Taking care of yourself is an important cornerstone of Salama's philosophy today, because, as he explains, he knows what it feels like to not look after your own needs, and he's intimately familiar with the problems that can arise from that.

A vital part of fending for yourself is finding healthy outlets for our negative feelings, he asserts. For Salama, it was singing that helped him through a tumultuous personal life, a hobby he began taking more seriously at aged 15, while attending high school in Canada, where he lived with his worst bouts of depression.

"I was alone, without a support system. I thought a lot about suicide during this time.”

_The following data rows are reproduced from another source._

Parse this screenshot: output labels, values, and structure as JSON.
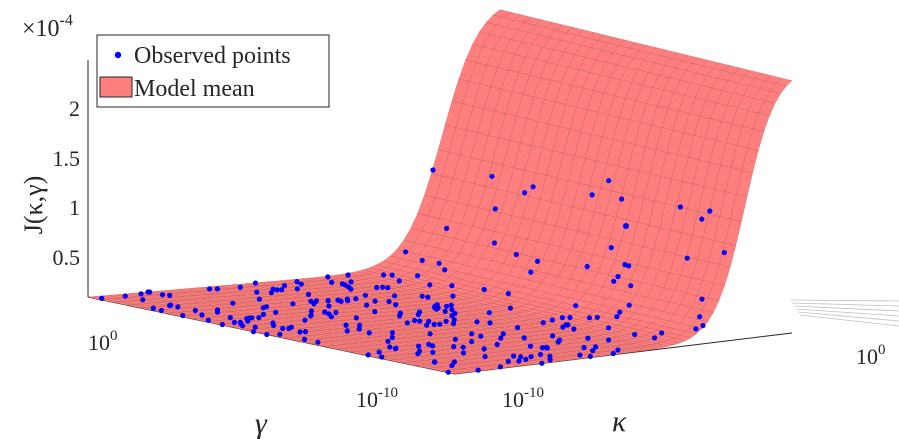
{
  "chart_data": {
    "type": "surface3d",
    "title": "",
    "xlabel": "γ",
    "ylabel": "κ",
    "zlabel": "J(κ,γ)",
    "z_exponent_label": "×10",
    "z_exponent_value": "-4",
    "x_scale": "log",
    "y_scale": "log",
    "x_ticks": [
      {
        "base": "10",
        "exp": "0"
      },
      {
        "base": "10",
        "exp": "-10"
      }
    ],
    "y_ticks": [
      {
        "base": "10",
        "exp": "-10"
      },
      {
        "base": "10",
        "exp": "0"
      }
    ],
    "z_ticks": [
      "0.5",
      "1",
      "1.5",
      "2"
    ],
    "zlim": [
      0,
      2.4
    ],
    "legend_position": "top-left",
    "legend": [
      {
        "label": "Observed points",
        "kind": "marker",
        "color": "#0000ff"
      },
      {
        "label": "Model mean",
        "kind": "patch",
        "color": "#ff7f7f"
      }
    ],
    "surface": {
      "face_color": "#ff7f7f",
      "edge_color": "#8b3a3a",
      "description_values": {
        "flat_region_value": 0.0,
        "max_value_at_large_kappa": 2.4
      }
    },
    "observed_point_color": "#0000ff",
    "outlier_point": {
      "kappa_log10": -2.5,
      "gamma_log10": -2,
      "value": 0.75
    }
  }
}
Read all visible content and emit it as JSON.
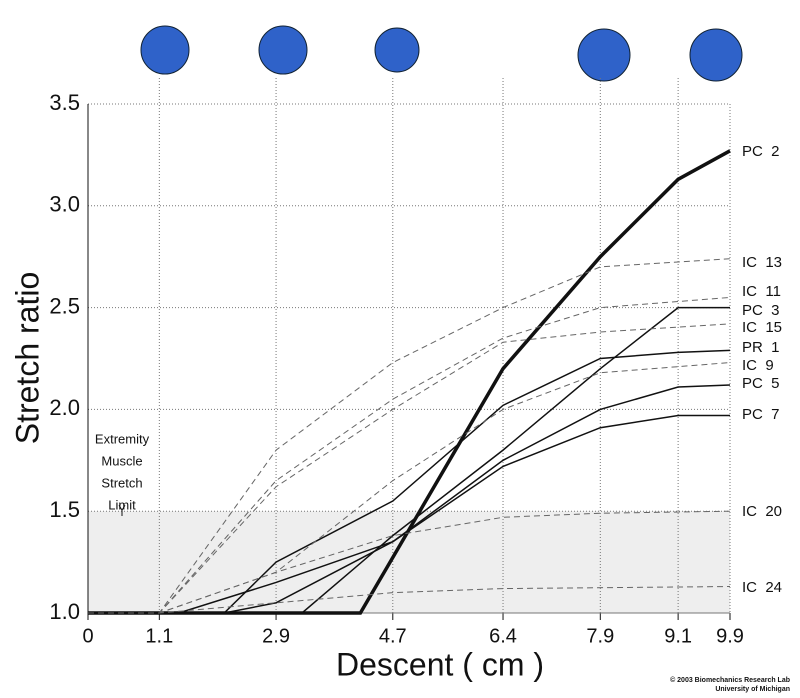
{
  "chart_data": {
    "type": "line",
    "xlabel": "Descent ( cm )",
    "ylabel": "Stretch ratio",
    "xlim": [
      0,
      9.9
    ],
    "ylim": [
      1.0,
      3.5
    ],
    "xticks": [
      0,
      1.1,
      2.9,
      4.7,
      6.4,
      7.9,
      9.1,
      9.9
    ],
    "yticks": [
      {
        "value": 1.0,
        "label": "1.0"
      },
      1.5,
      {
        "value": 2.0,
        "label": "2.0"
      },
      2.5,
      {
        "value": 3.0,
        "label": "3.0"
      },
      3.5
    ],
    "grid": true,
    "shade_below": 1.5,
    "annotation": [
      "Extremity",
      "Muscle",
      "Stretch",
      "Limit"
    ],
    "credit": [
      "© 2003 Biomechanics Research Lab",
      "University of Michigan"
    ],
    "series": [
      {
        "name": "PC  2",
        "color": "#111111",
        "line_style": "bold",
        "x": [
          0,
          4.2,
          6.4,
          7.9,
          9.1,
          9.9
        ],
        "values": [
          1.0,
          1.0,
          2.2,
          2.75,
          3.13,
          3.27
        ]
      },
      {
        "name": "IC  13",
        "color": "#666666",
        "line_style": "dashed",
        "x": [
          0,
          1.1,
          2.9,
          4.7,
          6.4,
          7.9,
          9.9
        ],
        "values": [
          1.0,
          1.0,
          1.8,
          2.23,
          2.5,
          2.7,
          2.74
        ]
      },
      {
        "name": "IC  11",
        "color": "#666666",
        "line_style": "dashed",
        "x": [
          0,
          1.1,
          2.9,
          4.7,
          6.4,
          7.9,
          9.9
        ],
        "values": [
          1.0,
          1.0,
          1.65,
          2.05,
          2.35,
          2.5,
          2.55
        ]
      },
      {
        "name": "PC  3",
        "color": "#111111",
        "line_style": "solid",
        "x": [
          0,
          3.3,
          4.7,
          6.4,
          7.9,
          9.1,
          9.9
        ],
        "values": [
          1.0,
          1.0,
          1.38,
          1.8,
          2.2,
          2.5,
          2.5
        ]
      },
      {
        "name": "IC  15",
        "color": "#666666",
        "line_style": "dashed",
        "x": [
          0,
          1.1,
          2.9,
          4.7,
          6.4,
          7.9,
          9.9
        ],
        "values": [
          1.0,
          1.0,
          1.62,
          2.0,
          2.33,
          2.38,
          2.42
        ]
      },
      {
        "name": "PR  1",
        "color": "#111111",
        "line_style": "solid",
        "x": [
          0,
          2.1,
          2.9,
          4.7,
          6.4,
          7.9,
          9.1,
          9.9
        ],
        "values": [
          1.0,
          1.0,
          1.25,
          1.55,
          2.02,
          2.25,
          2.28,
          2.29
        ]
      },
      {
        "name": "IC  9",
        "color": "#666666",
        "line_style": "dashed",
        "x": [
          0,
          1.1,
          2.9,
          4.7,
          6.4,
          7.9,
          9.9
        ],
        "values": [
          1.0,
          1.0,
          1.2,
          1.65,
          2.0,
          2.18,
          2.23
        ]
      },
      {
        "name": "PC  5",
        "color": "#111111",
        "line_style": "solid",
        "x": [
          0,
          1.4,
          2.9,
          4.7,
          6.4,
          7.9,
          9.1,
          9.9
        ],
        "values": [
          1.0,
          1.0,
          1.15,
          1.35,
          1.75,
          2.0,
          2.11,
          2.12
        ]
      },
      {
        "name": "PC  7",
        "color": "#111111",
        "line_style": "solid",
        "x": [
          0,
          2.1,
          2.9,
          4.7,
          6.4,
          7.9,
          9.1,
          9.9
        ],
        "values": [
          1.0,
          1.0,
          1.05,
          1.35,
          1.72,
          1.91,
          1.97,
          1.97
        ]
      },
      {
        "name": "IC  20",
        "color": "#666666",
        "line_style": "dashed",
        "x": [
          0,
          1.1,
          2.9,
          4.7,
          6.4,
          7.9,
          9.9
        ],
        "values": [
          1.0,
          1.0,
          1.2,
          1.38,
          1.47,
          1.49,
          1.5
        ]
      },
      {
        "name": "IC  24",
        "color": "#666666",
        "line_style": "dashed",
        "x": [
          0,
          1.1,
          4.7,
          6.4,
          9.9
        ],
        "values": [
          1.0,
          1.0,
          1.1,
          1.12,
          1.13
        ]
      }
    ]
  }
}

Salama is now able to look back at those tough times with gratitude, however, because in 2016, while in Canada, he started the Break the Silence Facebook page, an anonymous platform through which Egyptians could share their mental health experiences without having to reveal their identities.

The platform was widely lauded and amassed a whopping 80,000 followers on Facebook, catapulting Salama into the spotlight.

His career went from strength to strength after that. For example, in 2019, he entered an influencer marketing campaign with EgyptAir, which amassed about one million organic views across all social platforms in under a week.

In the same year, his second campaign, #PeopleToPeople, snagged the Middle East's Best Promotional Film award from the World Tourism Organisation.

Both campaigns were collaborative efforts, and proof that Salama has come a long way from that shy, displaced child who took on more burdens than he could carry. Today, he is a charismatic leader who isn't afraid to be vulnerable.

“I am in the business of selling you back to you,” he says proudly. “Because the most daring person you can be in your life, is yourself.”